The giant twisted and lost its balance, its stomp going high and wide as it pitched forwards and tumbled down the hill. Delara roared, drawing her axe and chasing after it. She ran it down as it was pushing itself up to its hands and knees, and Delara did a fast self-check as she charged into its melee range, sublimating her rage into focus, prepared to evade even as she swung her axe into the golem’s leg.
Her axe passed harmlessly through its shadow-flesh and bounced off its brass-plated steel leg bone, and she had to leap back to avoid its retaliatory swat. She backpedalled down the hill as the golem stood up, one leg stuttering a bit before it straightened, shattering her embedded spear as it did.
The thing closed in on her with frightening speed. Its huge legs meant it could easily catch up to her, but it wasn’t terribly nimble, so she was able to dodge its strikes with relative ease. She played a game of cat and mouse, constantly changing direction, as she gradually led them both away from Mina and back towards the Amazon battle line. Delara knew she didn’t have to defeat this golem by herself, but she couldn’t resist getting her own hits in where the opportunities presented themselves, focusing her attacks on the giant’s steel ankle joints, seeing if she could at least hamper its mobility just a bit.

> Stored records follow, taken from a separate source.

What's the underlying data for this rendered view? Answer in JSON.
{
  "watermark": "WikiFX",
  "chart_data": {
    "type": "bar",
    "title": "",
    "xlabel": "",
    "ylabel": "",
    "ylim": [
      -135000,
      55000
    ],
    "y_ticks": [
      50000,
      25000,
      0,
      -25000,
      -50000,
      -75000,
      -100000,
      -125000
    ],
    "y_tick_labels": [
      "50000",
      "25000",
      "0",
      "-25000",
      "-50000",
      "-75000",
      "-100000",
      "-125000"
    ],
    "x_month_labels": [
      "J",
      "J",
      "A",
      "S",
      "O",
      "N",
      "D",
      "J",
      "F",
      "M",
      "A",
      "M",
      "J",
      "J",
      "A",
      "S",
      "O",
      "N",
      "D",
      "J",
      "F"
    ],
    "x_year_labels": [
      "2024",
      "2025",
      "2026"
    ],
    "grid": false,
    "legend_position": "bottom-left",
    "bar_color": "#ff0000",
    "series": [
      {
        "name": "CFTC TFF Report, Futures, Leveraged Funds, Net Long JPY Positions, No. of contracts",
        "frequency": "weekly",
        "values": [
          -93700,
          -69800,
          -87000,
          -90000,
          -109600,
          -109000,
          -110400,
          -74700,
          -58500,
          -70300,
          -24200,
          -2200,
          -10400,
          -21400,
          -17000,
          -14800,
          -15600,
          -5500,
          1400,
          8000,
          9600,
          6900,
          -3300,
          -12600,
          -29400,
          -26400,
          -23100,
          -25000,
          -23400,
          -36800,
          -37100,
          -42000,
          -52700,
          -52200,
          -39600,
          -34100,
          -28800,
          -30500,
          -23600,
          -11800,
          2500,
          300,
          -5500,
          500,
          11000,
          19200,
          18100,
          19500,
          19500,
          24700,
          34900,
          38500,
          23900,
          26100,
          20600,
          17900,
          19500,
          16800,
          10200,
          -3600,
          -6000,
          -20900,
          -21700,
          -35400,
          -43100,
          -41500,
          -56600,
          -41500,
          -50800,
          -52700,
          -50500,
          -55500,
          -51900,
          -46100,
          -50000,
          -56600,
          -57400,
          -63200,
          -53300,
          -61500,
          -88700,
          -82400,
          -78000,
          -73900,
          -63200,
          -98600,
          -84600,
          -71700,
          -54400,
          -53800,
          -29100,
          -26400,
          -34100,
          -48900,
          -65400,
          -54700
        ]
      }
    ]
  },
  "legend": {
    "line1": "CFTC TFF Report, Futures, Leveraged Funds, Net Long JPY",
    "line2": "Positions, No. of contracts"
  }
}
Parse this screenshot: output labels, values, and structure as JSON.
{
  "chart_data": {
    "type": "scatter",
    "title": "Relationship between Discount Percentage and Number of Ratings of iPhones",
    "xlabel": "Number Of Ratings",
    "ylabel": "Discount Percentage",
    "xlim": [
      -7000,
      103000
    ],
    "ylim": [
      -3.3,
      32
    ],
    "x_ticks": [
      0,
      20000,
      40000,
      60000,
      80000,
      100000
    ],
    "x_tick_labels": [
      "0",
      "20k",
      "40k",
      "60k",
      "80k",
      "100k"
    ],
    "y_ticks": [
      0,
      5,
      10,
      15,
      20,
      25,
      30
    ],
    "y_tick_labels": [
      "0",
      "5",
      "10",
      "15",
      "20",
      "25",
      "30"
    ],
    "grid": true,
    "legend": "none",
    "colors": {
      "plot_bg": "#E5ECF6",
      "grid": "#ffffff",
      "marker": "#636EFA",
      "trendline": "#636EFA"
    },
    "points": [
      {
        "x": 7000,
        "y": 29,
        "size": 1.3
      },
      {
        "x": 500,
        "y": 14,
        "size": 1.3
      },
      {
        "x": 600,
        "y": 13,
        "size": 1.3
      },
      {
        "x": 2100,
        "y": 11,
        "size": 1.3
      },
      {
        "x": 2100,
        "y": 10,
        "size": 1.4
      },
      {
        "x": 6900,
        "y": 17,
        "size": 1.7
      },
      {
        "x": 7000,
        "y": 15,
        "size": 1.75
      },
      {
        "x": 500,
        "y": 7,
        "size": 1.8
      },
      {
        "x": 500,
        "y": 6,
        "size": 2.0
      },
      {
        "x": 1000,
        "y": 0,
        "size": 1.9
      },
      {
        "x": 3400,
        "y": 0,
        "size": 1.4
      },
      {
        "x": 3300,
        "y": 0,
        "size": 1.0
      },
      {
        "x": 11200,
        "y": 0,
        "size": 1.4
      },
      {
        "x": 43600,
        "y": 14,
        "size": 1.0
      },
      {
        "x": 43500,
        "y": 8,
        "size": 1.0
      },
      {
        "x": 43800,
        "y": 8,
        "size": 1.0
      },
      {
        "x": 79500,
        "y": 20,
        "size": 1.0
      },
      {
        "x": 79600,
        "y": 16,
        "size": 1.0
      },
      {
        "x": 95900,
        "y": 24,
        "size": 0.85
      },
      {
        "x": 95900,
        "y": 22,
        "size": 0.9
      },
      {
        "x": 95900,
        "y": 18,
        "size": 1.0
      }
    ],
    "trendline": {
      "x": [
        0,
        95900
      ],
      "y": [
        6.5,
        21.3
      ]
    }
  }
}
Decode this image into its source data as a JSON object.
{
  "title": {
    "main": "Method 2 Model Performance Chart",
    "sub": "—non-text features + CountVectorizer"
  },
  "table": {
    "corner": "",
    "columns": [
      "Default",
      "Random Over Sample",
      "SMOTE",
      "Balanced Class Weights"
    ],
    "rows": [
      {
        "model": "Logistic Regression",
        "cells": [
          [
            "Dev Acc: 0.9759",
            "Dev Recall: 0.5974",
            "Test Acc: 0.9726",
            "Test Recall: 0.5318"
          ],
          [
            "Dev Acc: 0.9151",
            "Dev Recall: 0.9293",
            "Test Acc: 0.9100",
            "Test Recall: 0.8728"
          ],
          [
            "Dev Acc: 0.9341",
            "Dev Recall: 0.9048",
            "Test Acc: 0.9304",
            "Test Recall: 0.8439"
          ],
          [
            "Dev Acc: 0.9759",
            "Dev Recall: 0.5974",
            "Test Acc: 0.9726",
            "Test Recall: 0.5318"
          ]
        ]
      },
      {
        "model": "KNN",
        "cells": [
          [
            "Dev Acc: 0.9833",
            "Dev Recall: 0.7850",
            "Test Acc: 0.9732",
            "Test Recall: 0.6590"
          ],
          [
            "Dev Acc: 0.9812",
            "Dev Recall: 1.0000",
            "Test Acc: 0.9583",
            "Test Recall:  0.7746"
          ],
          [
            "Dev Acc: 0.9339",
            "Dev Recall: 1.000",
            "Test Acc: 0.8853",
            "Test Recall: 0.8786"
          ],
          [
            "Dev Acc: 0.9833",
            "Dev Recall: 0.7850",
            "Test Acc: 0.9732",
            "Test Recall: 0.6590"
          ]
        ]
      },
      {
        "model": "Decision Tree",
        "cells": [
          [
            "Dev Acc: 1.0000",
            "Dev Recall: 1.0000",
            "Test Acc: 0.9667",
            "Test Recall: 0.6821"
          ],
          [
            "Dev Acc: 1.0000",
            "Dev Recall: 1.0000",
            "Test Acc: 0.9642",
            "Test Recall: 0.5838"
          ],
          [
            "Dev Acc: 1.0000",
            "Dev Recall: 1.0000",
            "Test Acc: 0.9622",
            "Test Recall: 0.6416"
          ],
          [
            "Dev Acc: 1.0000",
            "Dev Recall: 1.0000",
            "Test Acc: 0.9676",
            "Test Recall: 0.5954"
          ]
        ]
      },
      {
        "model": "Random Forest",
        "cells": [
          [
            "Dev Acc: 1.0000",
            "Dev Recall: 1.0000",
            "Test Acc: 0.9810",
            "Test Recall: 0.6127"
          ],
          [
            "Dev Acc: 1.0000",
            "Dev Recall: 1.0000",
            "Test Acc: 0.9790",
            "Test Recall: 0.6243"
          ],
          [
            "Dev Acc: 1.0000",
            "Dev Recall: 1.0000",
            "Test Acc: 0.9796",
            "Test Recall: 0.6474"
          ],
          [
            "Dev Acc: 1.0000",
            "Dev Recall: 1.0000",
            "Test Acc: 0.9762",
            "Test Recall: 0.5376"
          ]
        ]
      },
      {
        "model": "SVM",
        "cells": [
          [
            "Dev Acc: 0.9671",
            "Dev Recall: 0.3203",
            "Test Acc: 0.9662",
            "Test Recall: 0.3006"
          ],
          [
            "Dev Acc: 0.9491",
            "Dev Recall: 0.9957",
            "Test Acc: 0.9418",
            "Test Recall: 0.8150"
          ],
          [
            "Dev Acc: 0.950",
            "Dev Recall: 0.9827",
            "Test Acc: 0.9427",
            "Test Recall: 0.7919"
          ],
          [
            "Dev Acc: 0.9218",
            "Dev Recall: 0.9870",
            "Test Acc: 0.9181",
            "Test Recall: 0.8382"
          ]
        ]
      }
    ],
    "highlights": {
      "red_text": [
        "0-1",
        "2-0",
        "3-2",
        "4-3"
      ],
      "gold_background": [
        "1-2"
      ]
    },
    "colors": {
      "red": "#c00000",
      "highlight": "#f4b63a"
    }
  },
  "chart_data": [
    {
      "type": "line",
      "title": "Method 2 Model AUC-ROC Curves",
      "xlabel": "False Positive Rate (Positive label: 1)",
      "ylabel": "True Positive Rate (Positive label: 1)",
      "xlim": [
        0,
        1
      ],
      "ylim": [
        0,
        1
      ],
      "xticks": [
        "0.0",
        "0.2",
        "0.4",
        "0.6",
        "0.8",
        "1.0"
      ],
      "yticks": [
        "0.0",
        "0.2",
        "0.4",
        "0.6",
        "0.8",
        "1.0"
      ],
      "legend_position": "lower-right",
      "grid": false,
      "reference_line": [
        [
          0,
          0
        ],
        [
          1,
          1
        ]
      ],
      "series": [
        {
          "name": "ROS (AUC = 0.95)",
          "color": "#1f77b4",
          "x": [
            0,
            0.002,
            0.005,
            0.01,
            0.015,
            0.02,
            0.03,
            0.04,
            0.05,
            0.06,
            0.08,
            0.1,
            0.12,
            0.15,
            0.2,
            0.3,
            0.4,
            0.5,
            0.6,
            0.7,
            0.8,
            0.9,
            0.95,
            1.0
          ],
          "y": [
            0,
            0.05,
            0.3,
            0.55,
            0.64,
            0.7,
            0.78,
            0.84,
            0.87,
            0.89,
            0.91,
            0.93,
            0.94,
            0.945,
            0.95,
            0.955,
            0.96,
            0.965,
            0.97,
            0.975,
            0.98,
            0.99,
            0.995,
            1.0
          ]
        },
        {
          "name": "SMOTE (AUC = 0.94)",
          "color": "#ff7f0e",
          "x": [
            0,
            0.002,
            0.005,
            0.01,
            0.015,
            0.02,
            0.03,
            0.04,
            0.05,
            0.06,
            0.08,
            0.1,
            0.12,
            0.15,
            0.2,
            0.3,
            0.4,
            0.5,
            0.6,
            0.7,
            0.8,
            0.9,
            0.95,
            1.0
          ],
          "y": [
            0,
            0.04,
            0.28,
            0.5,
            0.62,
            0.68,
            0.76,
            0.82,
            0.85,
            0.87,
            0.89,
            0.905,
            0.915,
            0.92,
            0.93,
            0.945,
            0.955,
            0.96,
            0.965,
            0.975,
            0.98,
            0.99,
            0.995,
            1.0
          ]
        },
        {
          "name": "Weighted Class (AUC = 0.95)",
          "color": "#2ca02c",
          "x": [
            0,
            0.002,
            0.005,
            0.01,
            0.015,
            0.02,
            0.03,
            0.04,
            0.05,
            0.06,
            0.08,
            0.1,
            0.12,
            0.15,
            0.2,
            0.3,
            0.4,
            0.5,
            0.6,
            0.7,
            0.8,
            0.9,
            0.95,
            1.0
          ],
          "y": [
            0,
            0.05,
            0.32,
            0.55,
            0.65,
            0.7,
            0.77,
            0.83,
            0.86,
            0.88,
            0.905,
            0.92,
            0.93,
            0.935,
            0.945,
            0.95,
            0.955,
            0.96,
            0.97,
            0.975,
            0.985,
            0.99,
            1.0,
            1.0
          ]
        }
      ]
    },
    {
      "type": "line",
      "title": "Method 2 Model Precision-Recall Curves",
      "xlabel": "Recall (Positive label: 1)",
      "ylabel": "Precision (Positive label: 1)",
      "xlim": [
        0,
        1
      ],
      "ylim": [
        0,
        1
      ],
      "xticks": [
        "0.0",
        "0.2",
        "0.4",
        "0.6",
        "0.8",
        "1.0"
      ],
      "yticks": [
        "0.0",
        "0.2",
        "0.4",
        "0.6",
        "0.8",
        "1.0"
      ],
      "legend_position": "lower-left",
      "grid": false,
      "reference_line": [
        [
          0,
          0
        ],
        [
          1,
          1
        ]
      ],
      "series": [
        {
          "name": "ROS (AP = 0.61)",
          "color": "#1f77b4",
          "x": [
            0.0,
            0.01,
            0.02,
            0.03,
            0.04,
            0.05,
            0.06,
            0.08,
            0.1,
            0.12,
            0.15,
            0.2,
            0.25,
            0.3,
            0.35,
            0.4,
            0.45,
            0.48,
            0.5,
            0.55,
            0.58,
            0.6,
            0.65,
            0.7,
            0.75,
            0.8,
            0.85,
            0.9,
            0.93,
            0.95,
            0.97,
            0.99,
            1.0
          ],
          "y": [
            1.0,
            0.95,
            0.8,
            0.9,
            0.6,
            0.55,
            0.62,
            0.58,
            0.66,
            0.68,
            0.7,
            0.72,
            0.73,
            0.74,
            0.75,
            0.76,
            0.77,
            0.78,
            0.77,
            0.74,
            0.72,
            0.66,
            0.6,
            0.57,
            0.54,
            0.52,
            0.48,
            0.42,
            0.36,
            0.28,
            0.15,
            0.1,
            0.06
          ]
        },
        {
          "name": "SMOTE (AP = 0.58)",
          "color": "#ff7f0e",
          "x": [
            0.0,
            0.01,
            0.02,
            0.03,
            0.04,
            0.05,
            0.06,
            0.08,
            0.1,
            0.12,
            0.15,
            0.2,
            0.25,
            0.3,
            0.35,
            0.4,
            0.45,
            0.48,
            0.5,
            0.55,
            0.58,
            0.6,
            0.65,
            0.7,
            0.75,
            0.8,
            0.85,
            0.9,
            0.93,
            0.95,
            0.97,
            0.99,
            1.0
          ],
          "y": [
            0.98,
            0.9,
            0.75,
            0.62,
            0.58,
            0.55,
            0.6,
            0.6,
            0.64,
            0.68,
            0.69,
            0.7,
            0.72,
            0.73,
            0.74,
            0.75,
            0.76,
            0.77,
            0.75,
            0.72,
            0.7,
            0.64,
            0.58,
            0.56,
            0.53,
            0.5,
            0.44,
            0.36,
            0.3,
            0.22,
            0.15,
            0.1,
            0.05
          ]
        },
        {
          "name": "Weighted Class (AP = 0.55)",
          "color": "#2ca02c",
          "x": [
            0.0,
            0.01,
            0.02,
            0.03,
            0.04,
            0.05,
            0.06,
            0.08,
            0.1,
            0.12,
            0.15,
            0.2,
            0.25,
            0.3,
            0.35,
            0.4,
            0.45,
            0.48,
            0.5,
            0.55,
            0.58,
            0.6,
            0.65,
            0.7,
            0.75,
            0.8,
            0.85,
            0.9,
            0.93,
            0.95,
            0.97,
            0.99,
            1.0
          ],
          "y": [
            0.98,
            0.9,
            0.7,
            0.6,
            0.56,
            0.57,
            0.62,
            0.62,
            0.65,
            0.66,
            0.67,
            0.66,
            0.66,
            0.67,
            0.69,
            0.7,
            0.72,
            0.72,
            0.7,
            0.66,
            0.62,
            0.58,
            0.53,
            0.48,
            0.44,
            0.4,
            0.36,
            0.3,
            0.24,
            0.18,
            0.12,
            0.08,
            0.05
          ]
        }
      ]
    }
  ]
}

It was all going great until Delara backed right into a zombie. She threw it off her with no problem, but it messed with her timing just enough for one of the golem’s steel toes to clip her on the helmet, sending her reeling into another bunch of zombies, which clutched at her and pulled her to the ground.
Immediately she fought back, kicking and shoving and hacking off their grasping hands with her axe blade, knowing all the while that it was too late—they’d already slowed her down too much, as she glanced up to see the golem’s massive foot raised high, poised to come crashing down and end her life, but there was something else there, unexpected. Mina was clinging to the monster’s head, and she jammed her dagger into a gap at the base of the golem’s cycloptic onyx eye, cranking on it to pry it loose.
The giant seized up in a jittery spasm, stumbling backwards and away from Delara, but at a cost, as arcane energy flowed back into Mina, and Delara saw her whole body go rigid, unable to let go of the golem as it continued senselessly staggering backward, until it reached the chasm that bordered one edge of the battlefield and plummeted into the crevasse, taking Mina with her.